Review: Bitwig Studio 2.3
Bitwig continues to make big strides at the forefront of music production.
It might not be as ubiquitous as Ableton Live but Bitwig Studio continues to establish itself as a heavyweight DAW for electronic music production and DJing. The developers have been hard at work improving studio and live workflows on the latest version, Bitwig Studio 2.3. Here’s some of the goodies:
PHASE-4
The banner highlight is a brand new synth called Phase-4; it has four oscillators and it generates complex sounds with phase manipulation. The four main sections appear in a grid, each with identical controls but colour-coded according to their quadrant: red, blue, yellow and purple. Within each oscillator box you can change the wave shape, choose from a few different formants, fine-adjust pitch, bring the wave in and out of phase with the other three, feed any oscillator into another, and do some other deep and heavy-handed phase mangling. It didn’t take long to lose myself in the craziness of it all. Basses, leads, DX7-type patches… it’s all possible with Phase-4.
EXPANDED DEVICE VIEW
When an instrument has this many knobs and switches, sometimes you just need more screen real estate. Bitwig 2.3 brings expanded device view for seven of its own devices, including Phase-4. The little Device Interface button in the bottom left hand corner extrapolates the GUI in the main window. Alternatively, you can turn it into a floating window by clicking the detach button at the top right hand corner. It really eases the tweaking process. For example, Phase-4’s expanded view gives you a brilliant visual readout of the interplay between the four oscillators by showing each of the synth’s waveforms in real-time, plus the resultant output waveform.
TIME STRETCHING
Stretch and Stretch HD — Bitwig’s original time stretching algorithms — are now two of several other options to pull and squeeze chunks of audio. Bitwig borrows technology from zplane’s Elastique algorithm to offer more granular and spectral stretching options. There are heaps of flavours here, and you’re sure to find something to whip your audio into shape. Both corrective and creative time stretching are made easy and Bitwig manages to present all the options in a logical layout. The Elastique variants are excellent — it’s really quite amazing how much you can get away with. Choose between Solo, Pro or Eco depending on the harmonic and transient content of your source audio. Formant gives you control over grain length for granular stretching, turning it into a creative minefield when paired with automation.

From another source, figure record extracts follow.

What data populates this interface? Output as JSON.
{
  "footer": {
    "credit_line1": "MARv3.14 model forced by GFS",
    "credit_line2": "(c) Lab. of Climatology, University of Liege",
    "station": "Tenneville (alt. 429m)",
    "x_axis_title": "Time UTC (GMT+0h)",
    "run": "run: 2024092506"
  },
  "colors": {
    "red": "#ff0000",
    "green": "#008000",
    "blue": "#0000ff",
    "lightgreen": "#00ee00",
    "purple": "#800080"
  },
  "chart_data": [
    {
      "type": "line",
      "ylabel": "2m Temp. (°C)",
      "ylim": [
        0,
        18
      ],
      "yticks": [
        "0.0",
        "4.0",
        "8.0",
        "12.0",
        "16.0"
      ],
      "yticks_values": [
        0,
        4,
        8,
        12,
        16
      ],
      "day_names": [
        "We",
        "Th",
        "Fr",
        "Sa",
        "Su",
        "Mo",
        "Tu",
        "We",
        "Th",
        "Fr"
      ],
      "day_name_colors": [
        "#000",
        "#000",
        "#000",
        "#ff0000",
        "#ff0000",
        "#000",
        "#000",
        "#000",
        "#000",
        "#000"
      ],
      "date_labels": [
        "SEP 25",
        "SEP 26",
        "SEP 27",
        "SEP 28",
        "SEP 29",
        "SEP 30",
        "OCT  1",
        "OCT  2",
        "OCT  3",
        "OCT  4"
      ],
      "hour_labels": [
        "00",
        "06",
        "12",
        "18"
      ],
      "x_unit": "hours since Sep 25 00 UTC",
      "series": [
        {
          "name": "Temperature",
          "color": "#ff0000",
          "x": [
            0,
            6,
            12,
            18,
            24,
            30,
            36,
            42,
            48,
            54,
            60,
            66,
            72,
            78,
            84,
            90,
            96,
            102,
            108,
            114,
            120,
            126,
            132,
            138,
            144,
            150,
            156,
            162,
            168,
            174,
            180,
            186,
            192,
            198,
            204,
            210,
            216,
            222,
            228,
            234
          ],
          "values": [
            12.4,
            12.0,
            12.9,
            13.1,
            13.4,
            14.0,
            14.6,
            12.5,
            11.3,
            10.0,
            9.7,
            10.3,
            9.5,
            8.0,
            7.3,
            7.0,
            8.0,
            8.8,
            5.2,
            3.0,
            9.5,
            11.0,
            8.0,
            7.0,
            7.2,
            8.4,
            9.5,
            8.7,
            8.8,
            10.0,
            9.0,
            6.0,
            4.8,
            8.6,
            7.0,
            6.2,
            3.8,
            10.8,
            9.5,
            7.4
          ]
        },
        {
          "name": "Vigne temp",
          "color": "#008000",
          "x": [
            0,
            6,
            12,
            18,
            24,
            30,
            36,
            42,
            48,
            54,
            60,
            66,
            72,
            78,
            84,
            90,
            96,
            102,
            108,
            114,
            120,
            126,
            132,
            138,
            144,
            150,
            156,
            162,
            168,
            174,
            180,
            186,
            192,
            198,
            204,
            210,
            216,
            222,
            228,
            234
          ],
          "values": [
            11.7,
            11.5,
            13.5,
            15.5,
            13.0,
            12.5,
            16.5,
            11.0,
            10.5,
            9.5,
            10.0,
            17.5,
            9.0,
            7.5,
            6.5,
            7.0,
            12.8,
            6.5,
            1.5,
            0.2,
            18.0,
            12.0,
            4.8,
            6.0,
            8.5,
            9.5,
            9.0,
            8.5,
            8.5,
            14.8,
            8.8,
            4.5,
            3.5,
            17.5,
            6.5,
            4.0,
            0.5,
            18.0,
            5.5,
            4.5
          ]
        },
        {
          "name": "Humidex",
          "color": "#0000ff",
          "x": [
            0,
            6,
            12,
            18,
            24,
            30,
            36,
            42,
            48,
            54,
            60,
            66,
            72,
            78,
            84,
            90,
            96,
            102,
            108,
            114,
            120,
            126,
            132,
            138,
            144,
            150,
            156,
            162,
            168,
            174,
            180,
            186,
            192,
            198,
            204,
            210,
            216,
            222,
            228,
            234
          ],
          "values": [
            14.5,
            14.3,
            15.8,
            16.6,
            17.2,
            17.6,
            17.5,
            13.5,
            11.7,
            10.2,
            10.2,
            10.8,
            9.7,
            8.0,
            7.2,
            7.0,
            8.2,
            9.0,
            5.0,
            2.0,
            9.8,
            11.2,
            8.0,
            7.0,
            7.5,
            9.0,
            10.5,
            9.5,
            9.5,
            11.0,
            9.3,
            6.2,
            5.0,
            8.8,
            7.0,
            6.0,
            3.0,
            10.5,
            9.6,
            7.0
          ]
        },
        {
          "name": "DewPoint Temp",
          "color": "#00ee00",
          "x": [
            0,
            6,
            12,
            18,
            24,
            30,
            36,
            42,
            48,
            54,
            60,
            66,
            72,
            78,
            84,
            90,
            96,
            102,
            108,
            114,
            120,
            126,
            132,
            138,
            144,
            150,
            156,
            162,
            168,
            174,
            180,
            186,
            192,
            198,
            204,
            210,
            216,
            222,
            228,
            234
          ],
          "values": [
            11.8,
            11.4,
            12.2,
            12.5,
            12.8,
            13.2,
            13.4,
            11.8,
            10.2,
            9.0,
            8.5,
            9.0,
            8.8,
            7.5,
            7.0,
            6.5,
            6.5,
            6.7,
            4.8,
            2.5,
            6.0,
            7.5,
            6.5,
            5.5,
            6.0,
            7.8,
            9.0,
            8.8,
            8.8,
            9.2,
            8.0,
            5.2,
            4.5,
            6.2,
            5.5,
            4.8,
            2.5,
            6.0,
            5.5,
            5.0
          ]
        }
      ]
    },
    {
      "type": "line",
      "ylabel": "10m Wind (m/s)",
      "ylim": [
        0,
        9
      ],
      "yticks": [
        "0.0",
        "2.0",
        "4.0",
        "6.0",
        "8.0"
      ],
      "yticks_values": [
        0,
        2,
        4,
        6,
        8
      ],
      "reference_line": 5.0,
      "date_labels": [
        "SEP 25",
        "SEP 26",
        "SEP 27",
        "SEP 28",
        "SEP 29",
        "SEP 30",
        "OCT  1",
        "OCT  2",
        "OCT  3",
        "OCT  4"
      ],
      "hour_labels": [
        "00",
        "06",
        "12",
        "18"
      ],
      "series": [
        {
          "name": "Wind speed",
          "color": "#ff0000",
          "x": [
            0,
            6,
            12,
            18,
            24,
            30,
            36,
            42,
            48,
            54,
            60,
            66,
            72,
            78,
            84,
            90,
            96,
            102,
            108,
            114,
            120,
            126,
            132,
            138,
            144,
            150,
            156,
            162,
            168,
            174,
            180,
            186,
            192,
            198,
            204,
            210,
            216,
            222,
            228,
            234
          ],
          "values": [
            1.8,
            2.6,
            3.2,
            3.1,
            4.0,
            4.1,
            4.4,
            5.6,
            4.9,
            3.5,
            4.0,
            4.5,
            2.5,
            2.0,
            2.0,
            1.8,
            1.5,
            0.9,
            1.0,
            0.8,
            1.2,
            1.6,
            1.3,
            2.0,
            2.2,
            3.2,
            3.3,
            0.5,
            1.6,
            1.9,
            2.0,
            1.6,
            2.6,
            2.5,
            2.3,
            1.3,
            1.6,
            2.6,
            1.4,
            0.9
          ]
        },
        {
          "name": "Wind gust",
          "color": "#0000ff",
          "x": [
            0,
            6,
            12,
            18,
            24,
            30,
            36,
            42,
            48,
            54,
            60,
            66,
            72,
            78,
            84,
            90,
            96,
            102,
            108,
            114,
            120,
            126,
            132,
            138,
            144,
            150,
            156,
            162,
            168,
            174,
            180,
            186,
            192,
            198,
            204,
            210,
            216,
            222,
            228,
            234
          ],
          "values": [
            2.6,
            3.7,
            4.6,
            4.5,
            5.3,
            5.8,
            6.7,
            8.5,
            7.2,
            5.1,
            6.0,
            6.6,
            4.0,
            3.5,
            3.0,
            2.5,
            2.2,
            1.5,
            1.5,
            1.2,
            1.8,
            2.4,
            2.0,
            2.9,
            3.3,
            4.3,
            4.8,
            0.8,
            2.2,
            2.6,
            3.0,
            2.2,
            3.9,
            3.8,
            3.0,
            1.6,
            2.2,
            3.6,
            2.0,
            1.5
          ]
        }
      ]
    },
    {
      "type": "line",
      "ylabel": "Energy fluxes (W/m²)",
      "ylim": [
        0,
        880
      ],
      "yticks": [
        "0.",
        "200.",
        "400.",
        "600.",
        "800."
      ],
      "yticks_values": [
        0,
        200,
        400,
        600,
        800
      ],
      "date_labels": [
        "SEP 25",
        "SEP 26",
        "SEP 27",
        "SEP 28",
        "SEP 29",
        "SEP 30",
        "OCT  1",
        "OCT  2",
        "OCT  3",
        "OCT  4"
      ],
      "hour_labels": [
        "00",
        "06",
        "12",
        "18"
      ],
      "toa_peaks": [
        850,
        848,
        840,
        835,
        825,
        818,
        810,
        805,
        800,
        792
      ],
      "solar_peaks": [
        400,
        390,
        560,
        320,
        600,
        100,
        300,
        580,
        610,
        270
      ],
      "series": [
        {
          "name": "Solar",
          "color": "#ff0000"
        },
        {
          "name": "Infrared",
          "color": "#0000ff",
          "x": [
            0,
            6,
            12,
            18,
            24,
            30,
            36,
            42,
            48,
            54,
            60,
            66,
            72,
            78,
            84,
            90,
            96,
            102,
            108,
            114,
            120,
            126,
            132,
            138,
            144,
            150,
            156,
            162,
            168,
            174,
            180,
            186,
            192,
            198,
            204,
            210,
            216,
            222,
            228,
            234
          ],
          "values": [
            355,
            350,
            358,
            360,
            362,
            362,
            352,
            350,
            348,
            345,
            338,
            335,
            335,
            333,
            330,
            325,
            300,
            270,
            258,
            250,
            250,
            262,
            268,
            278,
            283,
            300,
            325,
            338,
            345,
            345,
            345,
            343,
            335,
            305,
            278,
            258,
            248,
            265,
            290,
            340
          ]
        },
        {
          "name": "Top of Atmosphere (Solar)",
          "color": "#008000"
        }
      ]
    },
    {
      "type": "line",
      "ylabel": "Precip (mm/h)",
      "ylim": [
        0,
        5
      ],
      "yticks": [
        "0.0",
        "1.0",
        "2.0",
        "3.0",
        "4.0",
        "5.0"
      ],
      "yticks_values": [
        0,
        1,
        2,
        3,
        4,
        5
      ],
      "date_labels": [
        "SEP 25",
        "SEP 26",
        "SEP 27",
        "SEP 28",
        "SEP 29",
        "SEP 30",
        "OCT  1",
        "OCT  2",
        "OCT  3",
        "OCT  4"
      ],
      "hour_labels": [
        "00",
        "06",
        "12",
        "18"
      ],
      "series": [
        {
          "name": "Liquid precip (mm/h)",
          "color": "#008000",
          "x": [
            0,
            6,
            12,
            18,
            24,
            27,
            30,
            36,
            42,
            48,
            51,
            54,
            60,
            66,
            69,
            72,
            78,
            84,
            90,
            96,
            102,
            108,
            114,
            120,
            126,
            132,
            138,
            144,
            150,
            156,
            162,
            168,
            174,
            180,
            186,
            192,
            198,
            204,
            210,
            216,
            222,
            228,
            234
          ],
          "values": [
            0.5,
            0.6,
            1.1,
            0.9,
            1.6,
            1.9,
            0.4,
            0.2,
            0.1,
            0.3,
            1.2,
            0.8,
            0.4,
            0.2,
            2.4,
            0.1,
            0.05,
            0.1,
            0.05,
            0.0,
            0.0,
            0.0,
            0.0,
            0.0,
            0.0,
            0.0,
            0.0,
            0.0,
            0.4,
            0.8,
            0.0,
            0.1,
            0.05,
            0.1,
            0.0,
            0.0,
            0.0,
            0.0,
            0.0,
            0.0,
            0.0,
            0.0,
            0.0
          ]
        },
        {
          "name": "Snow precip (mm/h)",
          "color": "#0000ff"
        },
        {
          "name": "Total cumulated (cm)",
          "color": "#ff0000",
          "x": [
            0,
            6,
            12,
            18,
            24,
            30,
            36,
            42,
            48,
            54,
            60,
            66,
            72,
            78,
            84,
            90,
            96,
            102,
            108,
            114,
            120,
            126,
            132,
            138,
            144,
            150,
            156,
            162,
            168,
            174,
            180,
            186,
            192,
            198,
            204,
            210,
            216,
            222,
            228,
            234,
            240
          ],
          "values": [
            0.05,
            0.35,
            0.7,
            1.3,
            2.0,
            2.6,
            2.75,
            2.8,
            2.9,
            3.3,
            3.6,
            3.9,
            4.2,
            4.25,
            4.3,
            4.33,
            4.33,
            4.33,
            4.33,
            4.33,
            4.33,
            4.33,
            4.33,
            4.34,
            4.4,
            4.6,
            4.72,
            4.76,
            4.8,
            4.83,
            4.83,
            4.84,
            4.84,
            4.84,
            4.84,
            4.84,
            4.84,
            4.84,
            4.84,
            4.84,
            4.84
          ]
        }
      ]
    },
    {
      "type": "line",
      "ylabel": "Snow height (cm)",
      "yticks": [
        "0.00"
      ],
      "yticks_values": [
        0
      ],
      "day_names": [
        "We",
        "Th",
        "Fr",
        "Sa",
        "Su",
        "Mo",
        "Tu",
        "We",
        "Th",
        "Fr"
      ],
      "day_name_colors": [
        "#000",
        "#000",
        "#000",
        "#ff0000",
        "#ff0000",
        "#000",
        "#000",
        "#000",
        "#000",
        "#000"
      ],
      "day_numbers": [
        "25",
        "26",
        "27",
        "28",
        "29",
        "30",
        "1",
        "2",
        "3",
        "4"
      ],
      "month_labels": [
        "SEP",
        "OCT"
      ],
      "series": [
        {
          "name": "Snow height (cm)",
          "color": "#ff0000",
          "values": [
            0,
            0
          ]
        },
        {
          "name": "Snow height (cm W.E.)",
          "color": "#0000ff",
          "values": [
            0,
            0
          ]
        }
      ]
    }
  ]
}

INSTRUMENT & EFFECT SELECTOR
A new device called Instrument Selector joins the ranks, and it lets you load multiple instruments onto a single track (or multiple effects on an effects track) as layers. Only one layer can be played at a time. Layer selection can be automated and the Remote Controls follow your choice and map accordingly. Switching between instruments in the selector is instantaneous and seamless — especially handy if you’re playing live where you can jump between patches without asking too much of your CPU. Bitwig says there’ll be no hard breaks or clicks when switching, and your sustained notes and reverb will fade away naturally.
VOICE STACKING
The new Voice Stacking feature works with a selection of Bitwig’s internal instruments. It’s basically a way of running multiple instances of an instrument within a track to create super rich and lush patches — like unison. Up to five voices can be stacked together and you can limit the number of voices each note should play while assigning parameters to spread for each voice. The new Voice Stack modulator works in tandem to give you detailed mapping control of each voice in the stack. Stacking lots of voices can chew up processing power pretty quickly so be judicious in how you use it.
Other cool stuff includes the ability to change time signature on the timeline and within clips, and an updated Sound Content library with lots of new presets.